Durante los dos primeros años de la carrera, mis condiscípulos y yo habíamos sobrellevado las
clases de disección, de bioquímica y de otras materias que nos parecían inútiles. Pero
afortunadamente ya había terminado aquella pérdida de tiempo anterior a la práctica clínica; por
fin ibamos a ver pacientes. Me reuní con cinco compañeros en el hospital. Estábamos muy
nerviosos.
Nos acercamos al pie de la cama del primer enfermo, todos de bata blanca impecable, con los
bolsillos repletos de libretas e instrumentos. Contra lo acostumbrado, no llevábamos nuestros
estetoscopios. Nos habían dado instrucciones de que los dejaramos en la oficina de la jefa de
enfermeras.
Nuestro maestro supervisor nos miró de arriba abajo.

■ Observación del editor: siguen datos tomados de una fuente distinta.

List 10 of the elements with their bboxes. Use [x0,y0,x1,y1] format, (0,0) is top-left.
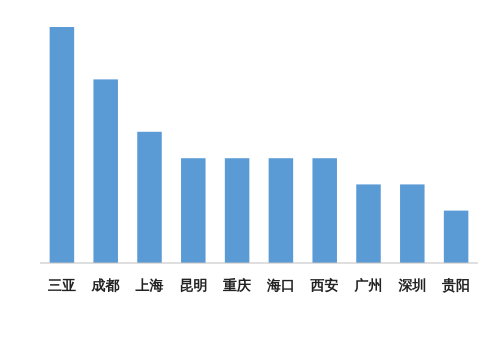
x-tick-label: 重庆 [222,277,252,294]
x-tick-label: 海口 [266,278,295,294]
x-tick-label: 昆明 [179,278,208,294]
x-tick-label: 西安 [310,277,339,294]
x-tick-label: 成都 [90,278,120,294]
x-tick-label: 贵阳 [441,278,470,294]
x-tick-label: 上海 [134,278,164,294]
x-tick-label: 三亚 [48,278,76,294]
x-tick-label: 广州 [354,277,382,294]
x-tick-label: 深圳 [397,278,426,294]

-Les presento al señor Watkins -dijo-. Se le ha informado de las actividades de hoy, y no tiene
inconveniente en que tomen el tiempo que necesiten para escucharle el corazón. Sufre de estenosis
mitral, y dudo que ustedes, en el ejercicio de su profesión, encuentren un caso en el que se oiga más
claramente el trastorno.
Sabíamos que la estenosis mitral es el estrechamiento del orificio aurículo ventricular izquierdo.
Aunque nunca habíamos escuchado un soplo cardiaco, le hicimos al profesor una enumeración
exacta de lo que ibamos a oír: primero, un latido fuerte; luego, una especie de chasquido, y luego,
los dos soplos característicos de esa enfermedad
El supervisor nos pasó su estetoscopio y nos aconsejó:
-No se apresuren. Escuchen bien. En el caso del señor Watkins, el chasquido es muy fuerte.

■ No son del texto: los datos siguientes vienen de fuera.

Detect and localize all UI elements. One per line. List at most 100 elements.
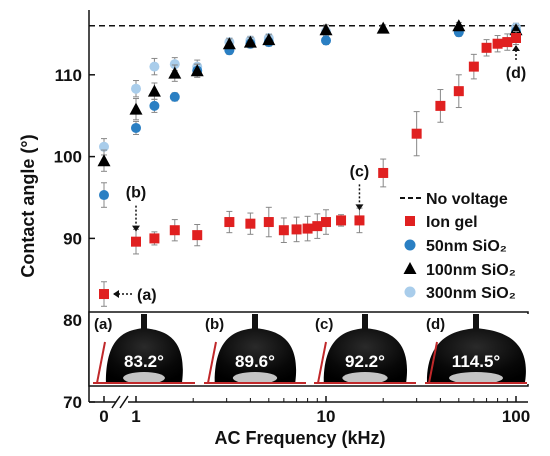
legend: No voltage Ion gel 50nm SiO₂ 100nm SiO₂ … (400, 191, 516, 302)
data-point (509, 23, 523, 36)
legend-label-100nm: 100nm SiO₂ (426, 262, 516, 279)
needle (473, 314, 479, 330)
needle (362, 314, 368, 330)
data-point (502, 37, 513, 48)
data-point (169, 225, 180, 236)
data-point (192, 230, 203, 241)
data-point (149, 61, 160, 72)
y-tick-label: 70 (63, 393, 82, 412)
data-point (435, 100, 446, 111)
data-point (481, 42, 492, 53)
droplet-body (105, 328, 183, 382)
tangent-line (96, 341, 106, 384)
x-tick-label: 10 (317, 407, 336, 426)
data-point (263, 217, 274, 228)
y-tick-label: 80 (63, 311, 82, 330)
annotation-label: (a) (137, 287, 157, 304)
data-point (243, 35, 257, 48)
point-annotations: (a) (b) (c) (d) (113, 44, 526, 304)
annotation-arrowhead (132, 225, 140, 232)
series-100nm-sio- (97, 19, 523, 172)
data-point (278, 225, 289, 236)
series-ion-gel (99, 30, 521, 307)
inset-letter: (b) (205, 316, 224, 333)
droplet-inset-3: (c) 92.2° (312, 314, 418, 384)
y-axis-title: Contact angle (°) (18, 134, 38, 277)
x-tick-label: 1 (131, 407, 140, 426)
droplet-body (426, 328, 526, 382)
axis-break-mark (119, 395, 129, 409)
annotation-arrowhead (512, 44, 520, 51)
annotation-label: (b) (126, 185, 146, 202)
legend-swatch-100nm (403, 262, 417, 274)
data-point (492, 38, 503, 49)
legend-swatch-ion-gel (405, 216, 415, 226)
annotation-label: (d) (506, 65, 526, 82)
legend-swatch-50nm (404, 239, 416, 251)
data-point (319, 23, 333, 36)
needle (252, 314, 258, 330)
needle (141, 314, 147, 330)
x-tick-label: 100 (502, 407, 530, 426)
data-point (169, 91, 180, 102)
tangent-line (428, 341, 438, 384)
data-point (312, 221, 323, 232)
y-tick-label: 90 (63, 229, 82, 248)
data-point (129, 102, 143, 115)
data-point (291, 224, 302, 235)
inset-angle-label: 114.5° (452, 352, 501, 371)
axis-break-mark (111, 395, 121, 409)
droplet-inset-1: (a) 83.2° (91, 314, 197, 384)
droplet-inset-4: (d) 114.5° (423, 314, 529, 384)
inset-angle-label: 83.2° (124, 352, 164, 371)
x-tick-label: 0 (99, 407, 108, 426)
series-50nm-sio- (99, 26, 521, 208)
legend-label-ion-gel: Ion gel (426, 214, 478, 231)
data-point (149, 233, 160, 244)
data-point (131, 236, 141, 247)
data-point (453, 86, 464, 97)
data-point (149, 100, 160, 111)
data-point (468, 61, 479, 72)
base-reflection (232, 372, 278, 384)
droplet-inset-2: (b) 89.6° (202, 314, 308, 384)
tangent-line (317, 341, 327, 384)
data-point (336, 215, 347, 226)
y-tick-label: 110 (55, 66, 82, 85)
legend-swatch-300nm (404, 286, 416, 298)
data-point (131, 122, 141, 133)
data-point (411, 128, 422, 139)
annotation-arrowhead (113, 290, 119, 299)
data-point (97, 154, 111, 167)
annotation-label: (c) (350, 163, 370, 180)
droplet-body (214, 328, 297, 382)
data-point (321, 35, 331, 46)
data-point (190, 64, 204, 77)
data-point (147, 84, 161, 97)
droplet-insets: (a) 83.2° (b) 89.6° (c) 92.2° (d) 114.5° (88, 311, 529, 387)
legend-label-50nm: 50nm SiO₂ (426, 238, 507, 255)
legend-label-300nm: 300nm SiO₂ (426, 285, 516, 302)
legend-label-no-voltage: No voltage (426, 191, 508, 208)
data-point (376, 21, 390, 34)
data-point (222, 37, 236, 50)
data-point (245, 218, 256, 229)
x-ticks: 0 1 10 100 (99, 396, 530, 426)
data-point (262, 33, 276, 46)
data-point (511, 32, 521, 43)
inset-letter: (d) (426, 316, 445, 333)
data-point (99, 190, 109, 201)
data-point (99, 289, 109, 300)
base-reflection (123, 372, 165, 384)
data-point (168, 66, 182, 79)
droplet-body (323, 328, 408, 382)
data-point (321, 217, 331, 228)
data-point (169, 59, 180, 70)
data-point (354, 215, 365, 226)
inset-angle-label: 92.2° (345, 352, 385, 371)
inset-angle-label: 89.6° (235, 352, 275, 371)
plot-area (89, 19, 528, 307)
data-point (99, 141, 109, 152)
tangent-line (207, 341, 217, 384)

Uno tras otro, nos colocamos el instrumento, auscultamos al paciente con sumo cuidado y, con
mirada reflexiva, movimos la cabeza en señal de afirmación.
-¡Sí, ahí está! -decíamos.
Vimos cómo se le iluminaban los ojos al compañero en turno en el momento en que percibía los
sonidos. Al final le agradecimos al supervisor que nos hubiera mostrado un caso tan claro.
Terminada la sesión, regresamos a la oficina de la jefa de enfermeras y tomamos asiento. El
supervisor nos preguntó:
-¿Están todos seguros de haber escuchado bien?
Le dijimos que sí. Entonces él, con calma y sin pronunciar una palabra más, comenzó a
destornillar su estetoscopio. Luego sacó de su bolsillo unas pincitas y extrajo del tubo del aparato un
tapón de algodón que él le había puesto. El estetoscopio había estado inutilizado, muerto,
silencioso. Ninguno de nosotros podía haber oído los latidos del corazón del paciente, y mucho
menos los famosos chasquidos.
-No vuelvan a hacer eso -nos amonestó el supervisor-. Cuando no oigan algo, díganlo. Cuando
no comprendan lo que alguien diga, hagánselo saber. Fingiendo que entienden lo que no entienden,
quizá logren engañar a sus colegas, pero no sacarán nada bueno para sus pacientes ni para ustedes
mismos.
En ese momentos nos sentimos muy avergonzados. Pero hoy, transcurridos 25 años, pienso que
aquella ha sido la lección más importante en mi vida de médico.